Tirados en medio de toda aquella extensión de arena, atravesados por las espadas y por las lanzas de la caballería, eran un mudo testimonio del destino de un ejército sin líder. Los supervivientes, aquéllos que siguieron al misterioso forastero hasta las puertas de las Lágrimas de Mishakal, regresaron, silenciosos y con expresión seria, al campamento.

Aun podía haber sido peor, le dijo Alanda a su primo mediante signos. Si Tamex no hubiese salvado a algunos, conducido a los bandidos a un lugar seguro y si no hubiese venido en nuestra ayuda…

Estrella del Norte se dio la vuelta para rebatir las palabras de la joven, pero la presencia de una figura ataviada de negro lo detuvo.

Enmarcado con la luz de las antorchas, Tamex se erigía arrogante ante los cuerpos de numerosos soldados enemigos sin vida. Siguiendo sus órdenes, los proscritos se distribuyeron por todo el campo de batalla, amontonando los cadáveres para incinerarlos en una enorme hoguera bajo la luz de la luna.
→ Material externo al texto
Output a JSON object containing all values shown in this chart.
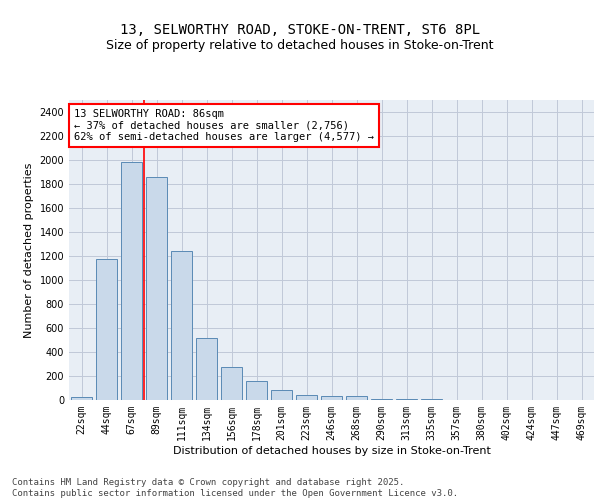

Los hombres de Gormion lanzaron con indiferencia y brusquedad los últimos cuerpos enemigos sobre el montón, y Tamex hizo una señal a los proscritos que portaban las antorchas, que se agacharon y prendieron fuego a las ramas que habían apilado bajo los cuerpos.

Bajo la nueva luz y con una expresión que Estrella del Norte sólo podía describir como exultante, el misterioso guerrero observaba cómo las llamas se alzaban hacia las alturas. Tamex, cruzado de brazos, se rió quedamente. El fuego alcanzó a los primeros muertos y los ojos ámbar del oscuro hombre resplandecieron con los ardientes reflejos.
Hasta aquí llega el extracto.